GR L 21913; (November, 1967) (Digest)
G.R. No. L-21913 November 18, 1967
COMMISSIONER OF INTERNAL REVENUE, petitioner, vs. MALAYAN INSURANCE COMPANY, INC., respondent.
FACTS
Malayan Insurance Company, Inc. (MALAYAN), a domestic corporation, had a reinsurance contract with Orion Insurance Company, Ltd. of London (ORION), a non-resident foreign corporation. Without prior authorization, MALAYAN filed ORION’s income tax return for 1958 and paid the tax due of P958.00. MALAYAN later discovered that ORION had commissioned Filipinas Compañia de Seguros (FILIPINAS) as its agent to file the income tax return, and FILIPINAS had paid P778.00 as income tax for ORION for the same year.

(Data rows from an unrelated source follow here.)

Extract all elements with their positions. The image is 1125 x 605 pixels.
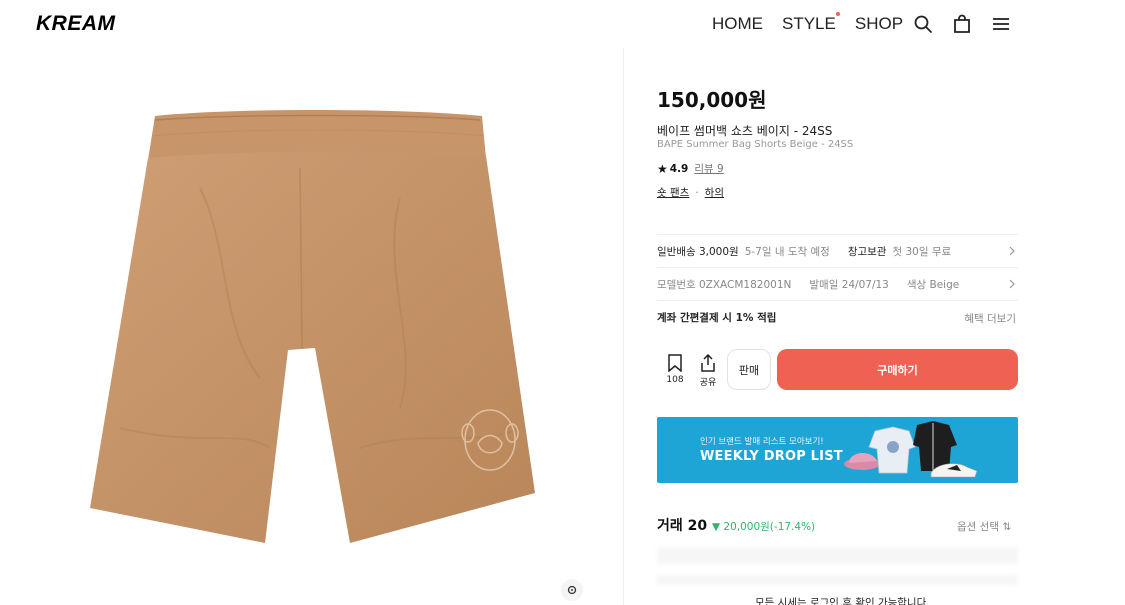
main-nav: HOME STYLE SHOP bbox=[712, 12, 903, 34]
banner-products-image bbox=[844, 421, 978, 478]
product-title-ko: 베이프 썸머백 쇼츠 베이지 - 24SS bbox=[657, 124, 833, 138]
trade-title: 거래 20 bbox=[657, 518, 708, 534]
nav-style-label: STYLE bbox=[782, 14, 836, 33]
shorts-image bbox=[90, 110, 535, 543]
share-button[interactable]: 공유 bbox=[694, 353, 722, 388]
menu-icon[interactable] bbox=[991, 14, 1011, 34]
weekly-drop-banner[interactable]: 인기 브랜드 발매 리스트 모아보기! WEEKLY DROP LIST bbox=[657, 417, 1018, 483]
storage-value: 첫 30일 무료 bbox=[892, 245, 952, 258]
share-icon bbox=[701, 353, 715, 372]
search-icon[interactable] bbox=[913, 14, 933, 34]
star-icon: ★ bbox=[657, 161, 668, 176]
shipping-label: 일반배송 3,000원 bbox=[657, 245, 739, 258]
price-change: ▼ 20,000원(-17.4%) bbox=[712, 521, 816, 533]
top-header: KREAM HOME STYLE SHOP bbox=[0, 0, 1125, 48]
blurred-tab-row bbox=[657, 547, 1018, 564]
chevron-right-icon bbox=[1009, 279, 1015, 289]
promo-text: 계좌 간편결제 시 1% 적립 bbox=[657, 311, 777, 324]
wish-button[interactable]: 108 bbox=[661, 354, 689, 385]
nav-shop[interactable]: SHOP bbox=[855, 14, 903, 34]
model-number: 모델번호 0ZXACM182001N bbox=[657, 278, 792, 291]
tag-bottoms[interactable]: 하의 bbox=[705, 185, 724, 200]
sell-button[interactable]: 판매 bbox=[727, 349, 771, 390]
promo-row[interactable]: 계좌 간편결제 시 1% 적립 혜택 더보기 bbox=[657, 300, 1018, 333]
bookmark-icon bbox=[668, 354, 682, 373]
product-image-area[interactable] bbox=[0, 48, 622, 605]
rating-score: 4.9 bbox=[669, 162, 689, 175]
login-notice: 모든 시세는 로그인 후 확인 가능합니다 bbox=[755, 597, 927, 605]
promo-more-link[interactable]: 혜택 더보기 bbox=[964, 311, 1016, 326]
shipping-row[interactable]: 일반배송 3,000원 5-7일 내 도착 예정 창고보관 첫 30일 무료 bbox=[657, 234, 1018, 267]
tag-separator: · bbox=[695, 186, 699, 199]
blurred-data-row bbox=[657, 575, 1018, 585]
tag-shorts[interactable]: 숏 팬츠 bbox=[657, 185, 689, 200]
share-label: 공유 bbox=[699, 378, 717, 388]
nav-home[interactable]: HOME bbox=[712, 14, 763, 34]
nav-style[interactable]: STYLE bbox=[782, 12, 840, 34]
product-title-en: BAPE Summer Bag Shorts Beige - 24SS bbox=[657, 139, 854, 150]
new-indicator-dot bbox=[835, 12, 840, 16]
option-select[interactable]: 옵션 선택 ⇅ bbox=[957, 519, 1011, 534]
vertical-divider bbox=[623, 48, 624, 605]
lens-icon bbox=[567, 585, 577, 595]
color-value: 색상 Beige bbox=[906, 278, 960, 291]
buy-button[interactable]: 구매하기 bbox=[777, 349, 1018, 390]
review-link[interactable]: 리뷰 9 bbox=[694, 161, 723, 176]
chevron-right-icon bbox=[1009, 246, 1015, 256]
release-date: 발매일 24/07/13 bbox=[809, 278, 889, 291]
zoom-button[interactable] bbox=[561, 579, 583, 601]
storage-label: 창고보관 bbox=[847, 245, 887, 258]
shipping-value: 5-7일 내 도착 예정 bbox=[744, 245, 830, 258]
cart-icon[interactable] bbox=[952, 14, 972, 34]
product-info-row[interactable]: 모델번호 0ZXACM182001N 발매일 24/07/13 색상 Beige bbox=[657, 267, 1018, 300]
rating-row: ★ 4.9 리뷰 9 bbox=[657, 161, 724, 176]
kream-logo[interactable]: KREAM bbox=[36, 12, 116, 36]
product-price: 150,000원 bbox=[657, 88, 767, 112]
wish-count: 108 bbox=[666, 375, 684, 385]
category-tags: 숏 팬츠 · 하의 bbox=[657, 185, 724, 200]
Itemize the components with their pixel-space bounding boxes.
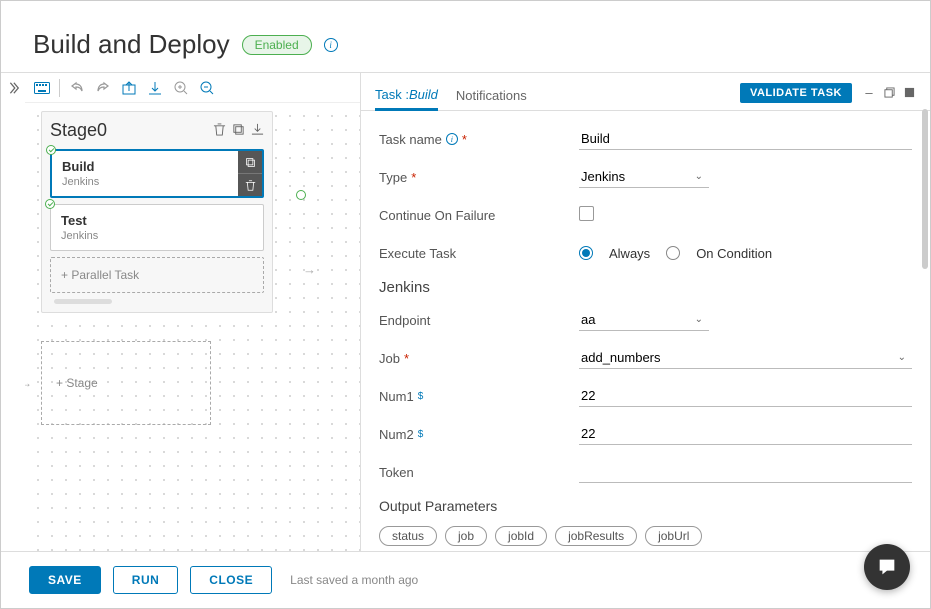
tab-task[interactable]: Task :Build — [375, 81, 438, 111]
maximize-panel-icon[interactable] — [902, 86, 916, 100]
panel-scrollbar[interactable] — [922, 109, 928, 269]
pipeline-canvas-area: Stage0 Build Jenkins — [25, 73, 361, 551]
task-card-build[interactable]: Build Jenkins — [50, 149, 264, 198]
add-parallel-task[interactable]: + Parallel Task — [50, 257, 264, 293]
num2-input[interactable] — [579, 423, 912, 445]
chip-jobresults[interactable]: jobResults — [555, 526, 637, 546]
task-card-subtitle: Jenkins — [62, 176, 252, 188]
task-card-subtitle: Jenkins — [61, 230, 253, 242]
canvas-toolbar — [25, 73, 360, 103]
type-label: Type — [379, 170, 407, 185]
delete-task-icon[interactable] — [238, 174, 262, 196]
job-select[interactable] — [579, 347, 912, 369]
task-card-title: Test — [61, 213, 253, 228]
expand-sidebar-handle[interactable] — [1, 73, 25, 551]
chip-joburl[interactable]: jobUrl — [645, 526, 702, 546]
delete-stage-icon[interactable] — [213, 123, 226, 139]
num1-input[interactable] — [579, 385, 912, 407]
pipeline-canvas[interactable]: Stage0 Build Jenkins — [25, 103, 360, 551]
restore-panel-icon[interactable] — [882, 86, 896, 100]
status-badge: Enabled — [242, 35, 312, 55]
task-card-title: Build — [62, 159, 252, 174]
token-label: Token — [379, 465, 414, 480]
task-name-label: Task name — [379, 132, 442, 147]
continue-on-failure-checkbox[interactable] — [579, 206, 594, 221]
detail-tabs: Task :Build Notifications VALIDATE TASK … — [361, 73, 930, 111]
task-status-check-icon — [45, 199, 55, 209]
redo-icon[interactable] — [92, 77, 114, 99]
footer: SAVE RUN CLOSE Last saved a month ago — [1, 551, 930, 608]
output-chips: status job jobId jobResults jobUrl — [379, 526, 912, 546]
job-label: Job — [379, 351, 400, 366]
stage-connector — [296, 190, 306, 200]
zoom-in-icon[interactable] — [170, 77, 192, 99]
output-params-heading: Output Parameters — [379, 498, 912, 514]
execute-condition-label: On Condition — [696, 246, 772, 261]
copy-task-icon[interactable] — [238, 151, 262, 174]
endpoint-select[interactable] — [579, 309, 709, 331]
task-name-input[interactable] — [579, 128, 912, 150]
chat-widget-button[interactable] — [864, 544, 910, 590]
close-button[interactable]: CLOSE — [190, 566, 272, 594]
save-button[interactable]: SAVE — [29, 566, 101, 594]
page-header: Build and Deploy Enabled i — [1, 1, 930, 72]
execute-label: Execute Task — [379, 246, 456, 261]
add-stage-placeholder[interactable]: → + Stage — [41, 341, 211, 425]
zoom-out-icon[interactable] — [196, 77, 218, 99]
detail-body: Task name i * Type * ⌄ Continue On Failu… — [361, 111, 930, 551]
last-saved-status: Last saved a month ago — [290, 573, 418, 587]
run-button[interactable]: RUN — [113, 566, 179, 594]
import-icon[interactable] — [144, 77, 166, 99]
token-input[interactable] — [579, 461, 912, 483]
chip-job[interactable]: job — [445, 526, 487, 546]
stage-title: Stage0 — [50, 120, 107, 141]
download-stage-icon[interactable] — [251, 123, 264, 139]
info-icon[interactable]: i — [324, 38, 338, 52]
jenkins-heading: Jenkins — [379, 279, 912, 296]
task-status-check-icon — [46, 145, 56, 155]
undo-icon[interactable] — [66, 77, 88, 99]
page-title: Build and Deploy — [33, 29, 230, 60]
keyboard-icon[interactable] — [31, 77, 53, 99]
endpoint-label: Endpoint — [379, 313, 430, 328]
export-icon[interactable] — [118, 77, 140, 99]
copy-stage-icon[interactable] — [232, 123, 245, 139]
num2-label: Num2 — [379, 427, 414, 442]
tab-notifications[interactable]: Notifications — [456, 82, 527, 109]
stage-box[interactable]: Stage0 Build Jenkins — [41, 111, 273, 313]
arrow-right-icon: → — [25, 376, 32, 390]
execute-always-radio[interactable] — [579, 246, 593, 260]
continue-label: Continue On Failure — [379, 208, 495, 223]
execute-always-label: Always — [609, 246, 650, 261]
validate-task-button[interactable]: VALIDATE TASK — [740, 83, 852, 103]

MALAYAN requested a refund of the P958.00 from the Commissioner of Internal Revenue and, upon inaction, filed a petition in the Court of Tax Appeals. The Commissioner, in his amended answer, alleged that in 1958, MALAYAN had ceded reinsurance premiums to ORION amounting to P64,327.36, which was subject to a withholding tax of P15,416.96. He demanded payment from MALAYAN as the withholding agent and sought to dismiss MALAYAN’s petition, asking instead that MALAYAN be ordered to pay P14,458.96 (after crediting the P958.00). The Court of Tax Appeals ordered the refund of P958.00 to MALAYAN and dismissed the Commissioner’s counterclaim for the withholding tax, reasoning that FILIPINAS was ORION’s duly authorized representative. The Commissioner appealed.
ISSUE
Whether the payment of income tax by FILIPINAS, as ORION’s authorized agent, relieved MALAYAN of its statutory obligation as a withholding agent to withhold and pay the tax on the reinsurance premiums it ceded to ORION.
RULING
No. The Supreme Court modified the decision of the Court of Tax Appeals. The obligation of a withholding agent under Section 53(b) of the National Internal Revenue Code is compulsory and personal. This provision broadly requires any person having control, receipt, custody, or payment of fixed or determinable periodic income (such as reinsurance premiums) for a non-resident foreign corporation not engaged in business in the Philippines to withhold a tax. This mechanism is essential for the government to collect taxes from entities outside its jurisdiction. The Court had previously held that reinsurance premiums ceded to non-resident foreign corporations constitute taxable income from Philippine sources subject to withholding. The fact that ORION had an authorized representative (FILIPINAS) to file its income tax return is immaterial to MALAYAN’s separate and distinct duty as a withholding agent. There was no evidence that the tax paid by FILIPINAS covered the specific reinsurance premiums from MALAYAN, and the amount paid (P778.00) was significantly less than the required withholding tax (P15,416.96). Furthermore, the appointment letter for FILIPINAS expressly reserved ORION’s right to contest tax liability, indicating the payment was not final. Therefore, MALAYAN remained liable for the withholding tax on the premiums it ceded. The Supreme Court reversed the dismissal of the Commissioner’s counterclaim and held that MALAYAN was liable for the withholding tax of P15,416.96, subject to being credited with the P958.00 it erroneously paid.